In early 2006, the real estate market, particularly in and around Delhi, was booming. Rakesh Mishra had followed the rising prices of property and decided to get a piece of the action. He booked five flats in a project coming up at Indirapuram, a suburb of Delhi, planning to sell four of them at a good profit by the time the apartments were ready in 2008. But by 2007, the prices had plateaued, and Mishra couldn’t find any buyer. He managed to persuade a friend to buy one of the flats—at no profit. Not wanting to be saddled with three extra flats, Mishra then asked if the developer would take the flats off his hands and transfer the money paid so far to one flat.
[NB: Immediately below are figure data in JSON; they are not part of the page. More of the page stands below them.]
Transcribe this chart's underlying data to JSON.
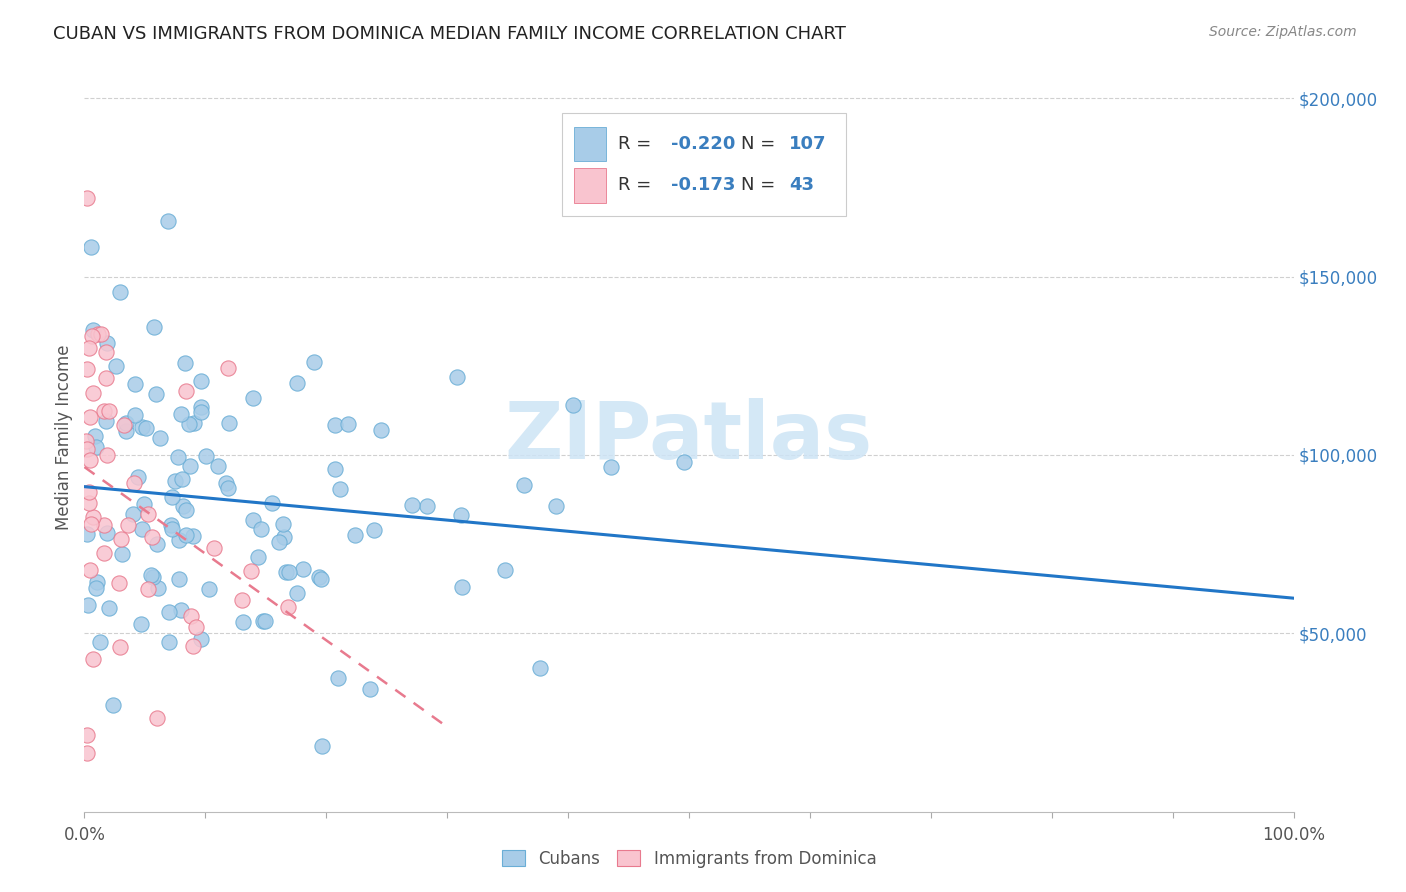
{
  "title": "CUBAN VS IMMIGRANTS FROM DOMINICA MEDIAN FAMILY INCOME CORRELATION CHART",
  "source": "Source: ZipAtlas.com",
  "ylabel": "Median Family Income",
  "xlim": [
    0,
    1
  ],
  "ylim": [
    0,
    210000
  ],
  "ytick_positions": [
    50000,
    100000,
    150000,
    200000
  ],
  "ytick_labels": [
    "$50,000",
    "$100,000",
    "$150,000",
    "$200,000"
  ],
  "xtick_positions": [
    0.0,
    0.1,
    0.2,
    0.3,
    0.4,
    0.5,
    0.6,
    0.7,
    0.8,
    0.9,
    1.0
  ],
  "xtick_labels": [
    "0.0%",
    "",
    "",
    "",
    "",
    "",
    "",
    "",
    "",
    "",
    "100.0%"
  ],
  "blue_scatter_color": "#a8cce8",
  "blue_scatter_edge": "#6aaed6",
  "pink_scatter_color": "#f9c4cf",
  "pink_scatter_edge": "#e87a8e",
  "blue_line_color": "#2176c7",
  "pink_line_color": "#e87a8e",
  "text_color": "#3a7ebf",
  "label_color": "#555555",
  "grid_color": "#d0d0d0",
  "watermark_color": "#cde4f5",
  "R_cubans": -0.22,
  "N_cubans": 107,
  "R_dominica": -0.173,
  "N_dominica": 43
}
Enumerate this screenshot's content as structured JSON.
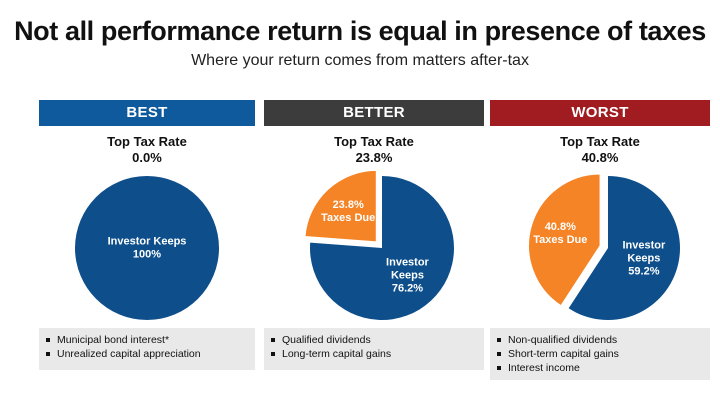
{
  "title": "Not all performance return is equal in presence of taxes",
  "subtitle": "Where your return comes from matters after-tax",
  "colors": {
    "best": "#0e5a9c",
    "better": "#3c3c3c",
    "worst": "#a01c20",
    "keeps": "#0e4f8b",
    "taxes": "#f58426"
  },
  "chart_data": [
    {
      "type": "pie",
      "header": "BEST",
      "rate_label": "Top Tax Rate",
      "rate_value": "0.0%",
      "slices": [
        {
          "label": "Investor Keeps",
          "value": 100,
          "value_label": "100%"
        }
      ],
      "notes": [
        "Municipal bond interest*",
        "Unrealized capital appreciation"
      ]
    },
    {
      "type": "pie",
      "header": "BETTER",
      "rate_label": "Top Tax Rate",
      "rate_value": "23.8%",
      "slices": [
        {
          "label": "Investor Keeps",
          "value": 76.2,
          "value_label": "76.2%"
        },
        {
          "label": "Taxes Due",
          "value": 23.8,
          "value_label": "23.8%"
        }
      ],
      "notes": [
        "Qualified dividends",
        "Long-term capital gains"
      ]
    },
    {
      "type": "pie",
      "header": "WORST",
      "rate_label": "Top Tax Rate",
      "rate_value": "40.8%",
      "slices": [
        {
          "label": "Investor Keeps",
          "value": 59.2,
          "value_label": "59.2%"
        },
        {
          "label": "Taxes Due",
          "value": 40.8,
          "value_label": "40.8%"
        }
      ],
      "notes": [
        "Non-qualified dividends",
        "Short-term capital gains",
        "Interest income"
      ]
    }
  ]
}
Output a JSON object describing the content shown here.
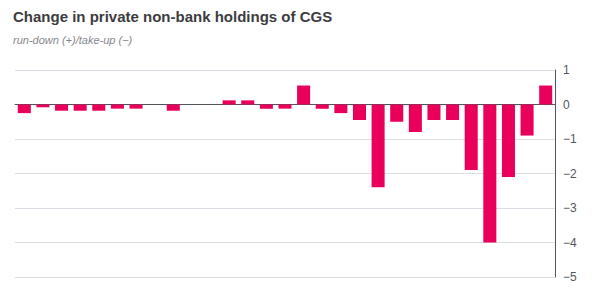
{
  "chart_data": {
    "type": "bar",
    "title": "Change in private non-bank holdings of CGS",
    "subtitle": "run-down (+)/take-up (−)",
    "categories": [
      null,
      null,
      null,
      null,
      null,
      null,
      null,
      null,
      null,
      null,
      null,
      null,
      null,
      null,
      null,
      null,
      null,
      null,
      null,
      null,
      null,
      null,
      null,
      null,
      null,
      null,
      null,
      null,
      null
    ],
    "values": [
      -0.25,
      -0.08,
      -0.18,
      -0.18,
      -0.18,
      -0.12,
      -0.12,
      0.0,
      -0.18,
      0.0,
      0.0,
      0.12,
      0.12,
      -0.12,
      -0.12,
      0.55,
      -0.12,
      -0.25,
      -0.45,
      -2.4,
      -0.5,
      -0.8,
      -0.45,
      -0.45,
      -1.9,
      -4.0,
      -2.1,
      -0.9,
      0.55
    ],
    "color": "#E8005A",
    "ylim": [
      -5,
      1
    ],
    "yticks": [
      1,
      0,
      {
        "value": -1,
        "label": "−1"
      },
      {
        "value": -2,
        "label": "−2"
      },
      {
        "value": -3,
        "label": "−3"
      },
      {
        "value": -4,
        "label": "−4"
      },
      {
        "value": -5,
        "label": "−5"
      }
    ],
    "grid": true,
    "tick_labels": "y"
  }
}
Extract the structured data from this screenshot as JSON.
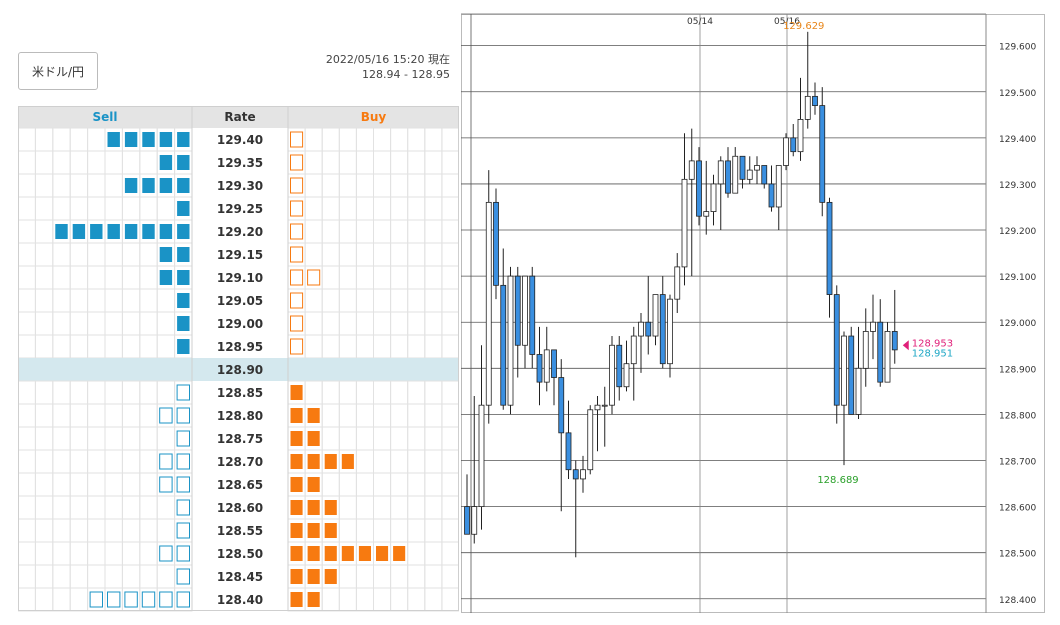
{
  "header": {
    "pair_label": "米ドル/円",
    "datetime": "2022/05/16 15:20 現在",
    "bid_ask": "128.94 - 128.95"
  },
  "order_book": {
    "columns": {
      "sell": "Sell",
      "rate": "Rate",
      "buy": "Buy"
    },
    "current_rate": "128.90",
    "rows": [
      {
        "rate": "129.40",
        "sell": 5,
        "buy": 1
      },
      {
        "rate": "129.35",
        "sell": 2,
        "buy": 1
      },
      {
        "rate": "129.30",
        "sell": 4,
        "buy": 1
      },
      {
        "rate": "129.25",
        "sell": 1,
        "buy": 1
      },
      {
        "rate": "129.20",
        "sell": 8,
        "buy": 1
      },
      {
        "rate": "129.15",
        "sell": 2,
        "buy": 1
      },
      {
        "rate": "129.10",
        "sell": 2,
        "buy": 2
      },
      {
        "rate": "129.05",
        "sell": 1,
        "buy": 1
      },
      {
        "rate": "129.00",
        "sell": 1,
        "buy": 1
      },
      {
        "rate": "128.95",
        "sell": 1,
        "buy": 1
      },
      {
        "rate": "128.90",
        "sell": 0,
        "buy": 0,
        "current": true
      },
      {
        "rate": "128.85",
        "sell": 1,
        "buy": 1
      },
      {
        "rate": "128.80",
        "sell": 2,
        "buy": 2
      },
      {
        "rate": "128.75",
        "sell": 1,
        "buy": 2
      },
      {
        "rate": "128.70",
        "sell": 2,
        "buy": 4
      },
      {
        "rate": "128.65",
        "sell": 2,
        "buy": 2
      },
      {
        "rate": "128.60",
        "sell": 1,
        "buy": 3
      },
      {
        "rate": "128.55",
        "sell": 1,
        "buy": 3
      },
      {
        "rate": "128.50",
        "sell": 2,
        "buy": 7
      },
      {
        "rate": "128.45",
        "sell": 1,
        "buy": 3
      },
      {
        "rate": "128.40",
        "sell": 6,
        "buy": 2
      }
    ],
    "colors": {
      "sell": "#1a93c6",
      "buy": "#f77a10",
      "current_row": "#d4e8ee",
      "header_bg": "#e4e4e4"
    }
  },
  "chart_data": {
    "type": "candlestick",
    "ylim": [
      128.38,
      129.66
    ],
    "y_ticks": [
      "129.600",
      "129.500",
      "129.400",
      "129.300",
      "129.200",
      "129.100",
      "129.000",
      "128.900",
      "128.800",
      "128.700",
      "128.600",
      "128.500",
      "128.400"
    ],
    "x_date_labels": [
      {
        "label": "05/14",
        "index": 32
      },
      {
        "label": "05/16",
        "index": 44
      }
    ],
    "annotations": {
      "high": "129.629",
      "low": "128.689",
      "ask": "128.953",
      "bid": "128.951"
    },
    "colors": {
      "up": "#ffffff",
      "down": "#3a8fe0",
      "high": "#e8861a",
      "low": "#2aa02a",
      "ask": "#e0207a",
      "bid": "#1ea7c5"
    },
    "candles": [
      {
        "o": 128.6,
        "h": 128.67,
        "l": 128.54,
        "c": 128.54
      },
      {
        "o": 128.54,
        "h": 128.84,
        "l": 128.52,
        "c": 128.6
      },
      {
        "o": 128.6,
        "h": 128.95,
        "l": 128.55,
        "c": 128.82
      },
      {
        "o": 128.82,
        "h": 129.33,
        "l": 128.78,
        "c": 129.26
      },
      {
        "o": 129.26,
        "h": 129.29,
        "l": 129.05,
        "c": 129.08
      },
      {
        "o": 129.08,
        "h": 129.16,
        "l": 128.81,
        "c": 128.82
      },
      {
        "o": 128.82,
        "h": 129.12,
        "l": 128.8,
        "c": 129.1
      },
      {
        "o": 129.1,
        "h": 129.12,
        "l": 128.88,
        "c": 128.95
      },
      {
        "o": 128.95,
        "h": 129.1,
        "l": 128.9,
        "c": 129.1
      },
      {
        "o": 129.1,
        "h": 129.12,
        "l": 128.9,
        "c": 128.93
      },
      {
        "o": 128.93,
        "h": 128.99,
        "l": 128.82,
        "c": 128.87
      },
      {
        "o": 128.87,
        "h": 128.99,
        "l": 128.85,
        "c": 128.94
      },
      {
        "o": 128.94,
        "h": 128.94,
        "l": 128.82,
        "c": 128.88
      },
      {
        "o": 128.88,
        "h": 128.92,
        "l": 128.59,
        "c": 128.76
      },
      {
        "o": 128.76,
        "h": 128.83,
        "l": 128.66,
        "c": 128.68
      },
      {
        "o": 128.68,
        "h": 128.7,
        "l": 128.49,
        "c": 128.66
      },
      {
        "o": 128.66,
        "h": 128.71,
        "l": 128.63,
        "c": 128.68
      },
      {
        "o": 128.68,
        "h": 128.82,
        "l": 128.67,
        "c": 128.81
      },
      {
        "o": 128.81,
        "h": 128.84,
        "l": 128.72,
        "c": 128.82
      },
      {
        "o": 128.82,
        "h": 128.86,
        "l": 128.73,
        "c": 128.82
      },
      {
        "o": 128.82,
        "h": 128.97,
        "l": 128.8,
        "c": 128.95
      },
      {
        "o": 128.95,
        "h": 128.97,
        "l": 128.83,
        "c": 128.86
      },
      {
        "o": 128.86,
        "h": 128.96,
        "l": 128.85,
        "c": 128.91
      },
      {
        "o": 128.91,
        "h": 128.99,
        "l": 128.83,
        "c": 128.97
      },
      {
        "o": 128.97,
        "h": 129.02,
        "l": 128.89,
        "c": 129.0
      },
      {
        "o": 129.0,
        "h": 129.1,
        "l": 128.93,
        "c": 128.97
      },
      {
        "o": 128.97,
        "h": 129.06,
        "l": 128.95,
        "c": 129.06
      },
      {
        "o": 129.06,
        "h": 129.1,
        "l": 128.9,
        "c": 128.91
      },
      {
        "o": 128.91,
        "h": 129.06,
        "l": 128.88,
        "c": 129.05
      },
      {
        "o": 129.05,
        "h": 129.15,
        "l": 129.02,
        "c": 129.12
      },
      {
        "o": 129.12,
        "h": 129.41,
        "l": 129.08,
        "c": 129.31
      },
      {
        "o": 129.31,
        "h": 129.42,
        "l": 129.1,
        "c": 129.35
      },
      {
        "o": 129.35,
        "h": 129.38,
        "l": 129.21,
        "c": 129.23
      },
      {
        "o": 129.23,
        "h": 129.35,
        "l": 129.19,
        "c": 129.24
      },
      {
        "o": 129.24,
        "h": 129.32,
        "l": 129.21,
        "c": 129.3
      },
      {
        "o": 129.3,
        "h": 129.36,
        "l": 129.2,
        "c": 129.35
      },
      {
        "o": 129.35,
        "h": 129.38,
        "l": 129.27,
        "c": 129.28
      },
      {
        "o": 129.28,
        "h": 129.38,
        "l": 129.28,
        "c": 129.36
      },
      {
        "o": 129.36,
        "h": 129.36,
        "l": 129.29,
        "c": 129.31
      },
      {
        "o": 129.31,
        "h": 129.36,
        "l": 129.3,
        "c": 129.33
      },
      {
        "o": 129.33,
        "h": 129.36,
        "l": 129.3,
        "c": 129.34
      },
      {
        "o": 129.34,
        "h": 129.34,
        "l": 129.29,
        "c": 129.3
      },
      {
        "o": 129.3,
        "h": 129.34,
        "l": 129.24,
        "c": 129.25
      },
      {
        "o": 129.25,
        "h": 129.34,
        "l": 129.2,
        "c": 129.34
      },
      {
        "o": 129.34,
        "h": 129.41,
        "l": 129.33,
        "c": 129.4
      },
      {
        "o": 129.4,
        "h": 129.43,
        "l": 129.36,
        "c": 129.37
      },
      {
        "o": 129.37,
        "h": 129.53,
        "l": 129.35,
        "c": 129.44
      },
      {
        "o": 129.44,
        "h": 129.63,
        "l": 129.42,
        "c": 129.49
      },
      {
        "o": 129.49,
        "h": 129.52,
        "l": 129.45,
        "c": 129.47
      },
      {
        "o": 129.47,
        "h": 129.51,
        "l": 129.23,
        "c": 129.26
      },
      {
        "o": 129.26,
        "h": 129.27,
        "l": 129.01,
        "c": 129.06
      },
      {
        "o": 129.06,
        "h": 129.08,
        "l": 128.78,
        "c": 128.82
      },
      {
        "o": 128.82,
        "h": 128.98,
        "l": 128.69,
        "c": 128.97
      },
      {
        "o": 128.97,
        "h": 128.99,
        "l": 128.8,
        "c": 128.8
      },
      {
        "o": 128.8,
        "h": 128.99,
        "l": 128.79,
        "c": 128.9
      },
      {
        "o": 128.9,
        "h": 129.03,
        "l": 128.86,
        "c": 128.98
      },
      {
        "o": 128.98,
        "h": 129.06,
        "l": 128.92,
        "c": 129.0
      },
      {
        "o": 129.0,
        "h": 129.05,
        "l": 128.86,
        "c": 128.87
      },
      {
        "o": 128.87,
        "h": 129.0,
        "l": 128.88,
        "c": 128.98
      },
      {
        "o": 128.98,
        "h": 129.07,
        "l": 128.91,
        "c": 128.94
      }
    ]
  }
}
Luckily for him, the builder agreed. But Mishra is unhappy at the way his plans panned out. He could not derive any benefit from his investments for the two years that the funds remained locked in. Had he invested the amount in some other instrument, he would at least have beaten inflation. The only bright spot is that Mishra did not make the other classic real estate mistake— taking a large loan to buy a house, hoping that the rentals would take care of the monthly repayments. Had he done that, he would have been stuck with a bigger loss. On the one hand, rentals can fluctuate depending on local factors. So even if the market is booming, the rents in a particular area can be low. On the other hand, taking a loan without calculating your repayment capability can prove disastrous.
There might be a perennial shortage of living space, but the real estate market still goes through ups and downs. When the market stagnates, buyers can opt to sit out; it’s the sellers who need cash in a hurry who are at a huge disadvantage.